Woman Says Her Parents Took One Sister on a “Family Vacation” — Then Asked Her To Dog-Sit While They Flew Out on Her Birthday
A woman says she felt blindsided after learning her parents planned what they called a “family vacation” with one of her sisters, her brother-in-law and their children — but did not invite her or her middle sister.
The situation was shared in a Reddit post titled, “AIO? Parents took my sister, her husband, and their children on a ‘family vacation’ but didn’t invite me or my middle sister (and flew out on my bday).” The original post has since been deleted by the person who posted it, but the comment thread is still visible and gives a pretty clear picture of why commenters were so divided. The thread is here.
According to commenters discussing the post, the woman was in school and studying for the bar, which already made her life stressful. One commenter reminded her that bar prep is basically a full-time job and told her she did not have the mental space to deal with family drama during that stretch. They even suggested she make herself unavailable from May 1 through the end of July so nobody could keep pulling her into obligations while she was trying to prepare.
The vacation itself hurt, but the dog-sitting part seemed to make it worse. Several commenters picked up on the detail that the woman was apparently expected to be available to watch the family dog while everyone else left. One person asked why she was dog-sitting at all when she was in school and lived an hour and a half away, especially if the middle sister lived closer. Another commenter said the parents seemed to think she was available to fly home and dog-sit, but somehow not important enough to invite on the vacation.

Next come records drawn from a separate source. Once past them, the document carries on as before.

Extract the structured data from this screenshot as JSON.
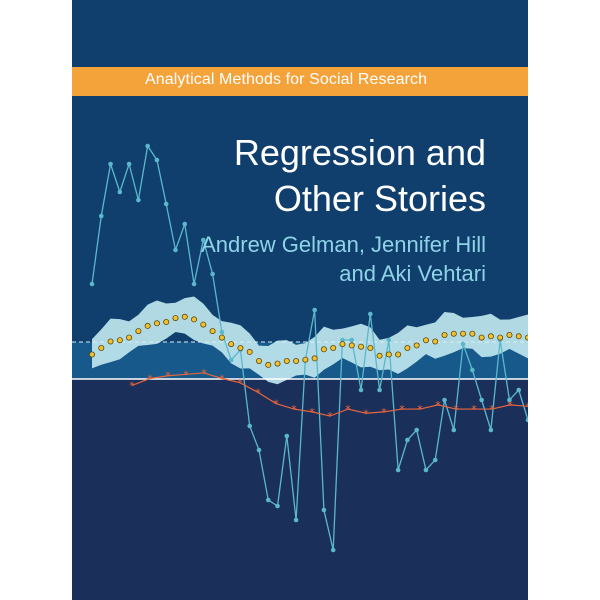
{
  "series": "Analytical Methods for Social Research",
  "title": {
    "line1": "Regression and",
    "line2": "Other Stories"
  },
  "authors": {
    "line1": "Andrew Gelman, Jennifer Hill",
    "line2": "and Aki Vehtari"
  },
  "colors": {
    "background_top": "#103f6e",
    "background_bottom": "#1b2f5b",
    "banner": "#f4a33a",
    "author_text": "#8fd3e6",
    "band_fill": "#bfe6ee",
    "raw_series": "#5bb8cc",
    "smoothed_markers": "#f2c12e",
    "comparison_series": "#e8643c"
  },
  "chart_data": {
    "type": "line",
    "series": [
      {
        "values": [
          0.72,
          0.38,
          0.12,
          0.26,
          0.12,
          0.3,
          0.03,
          0.1,
          0.32,
          0.55,
          0.42,
          0.72,
          0.5,
          0.67,
          0.96,
          1.1,
          1.05,
          1.43,
          1.55,
          1.8,
          1.83,
          1.48,
          1.9,
          1.1,
          0.85,
          1.85,
          2.05,
          1.0,
          1.0,
          1.25,
          0.87,
          1.25,
          1.0,
          1.65,
          1.5,
          1.45,
          1.65,
          1.6,
          1.3,
          1.45,
          1.02,
          1.15,
          1.3,
          1.45,
          1.0,
          1.3,
          1.25,
          1.4
        ]
      },
      {
        "values": [
          0.65,
          0.6,
          0.55,
          0.54,
          0.52,
          0.47,
          0.43,
          0.41,
          0.4,
          0.37,
          0.36,
          0.38,
          0.42,
          0.47,
          0.52,
          0.57,
          0.6,
          0.63,
          0.7,
          0.73,
          0.72,
          0.7,
          0.7,
          0.69,
          0.68,
          0.61,
          0.6,
          0.57,
          0.58,
          0.59,
          0.6,
          0.66,
          0.65,
          0.65,
          0.6,
          0.58,
          0.54,
          0.55,
          0.5,
          0.49,
          0.49,
          0.49,
          0.52,
          0.51,
          0.52,
          0.5,
          0.51,
          0.52
        ]
      },
      {
        "values": [
          0.55,
          0.5,
          0.48,
          0.47,
          0.46,
          0.5,
          0.53,
          0.6,
          0.68,
          0.72,
          0.74,
          0.77,
          0.72,
          0.75,
          0.74,
          0.72,
          0.72,
          0.69,
          0.72,
          0.72,
          0.72,
          0.69,
          0.7
        ]
      }
    ]
  }
}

That was the part people kept circling back to: it was one thing for adult parents to take a trip with one adult child and her family. It was another thing to call it a family vacation, leave out two daughters, fly out on one daughter’s birthday, and still expect that daughter to help with pet care.
Some commenters thought the whole thing looked pretty obvious. One person said the parents did not invite her because they needed her to watch the dog, while another said pet care is expensive and the poster was being treated like the free option. Someone else put it even more sharply: “Why would they invite the dog sitter on a family vacation?”
The birthday detail split the comments. Some people thought flying out on her birthday made the exclusion sting more, especially if it was a milestone birthday. One commenter said the mother should have spoken with her before booking the trip if she had good intentions, and another said asking her to dog-sit on her actual birthday for a trip she was not even told about was “beyond pale.”
Others were less sympathetic about the birthday part. A few commenters said she was an adult and her parents did not have to plan their travel around her birthday. Some felt she was making too much of that detail, especially if the parents said the trip was not the father’s actual retirement trip or some once-in-a-lifetime family event.
But even some of the more critical commenters still seemed to understand why the combination hurt. It was not only that her parents traveled without her. It was that she found out about the trip, realized one sister’s whole family was included, saw that another sister was also left out, and then had the added insult of being useful enough to watch the dog but not included enough to go.
A lot of people told her to pull back. One commenter said she was not going to “dog sit” her way into being the favorite child and should spend her energy on people who spend energy on her. Another told her to “drop the rope,” meaning stop trying to force closeness with people who keep showing her where she stands.
There were also commenters who said the family dynamic sounded familiar. One person said they had experienced something similar as the youngest child expected to pick up the pieces while older siblings did less. Another said their own family once planned a trip and flew out on their birthday, then asked them to pet-sit too.
The harsher comments argued that adult siblings are not automatically entitled to every vacation their parents take. That is fair on its own. Parents can travel with one child, especially when grandchildren are involved, and not every trip has to include every adult kid.
But the “family vacation” label is what made the whole thing messy. If it had been framed as a trip with one sister and her kids, it may have landed differently. Calling it a family vacation while half the daughters were left behind made the exclusion feel louder. Asking one of the excluded daughters to dog-sit made it feel even worse.
By the end of the thread, most people seemed to think the woman’s hurt made sense, even if they did not all agree on how much the birthday should matter. She could not force her parents to invite her. She could not make them treat the siblings equally. But she also did not have to keep making herself available as the dependable backup whenever the “family” trip needed someone left behind to handle the dog.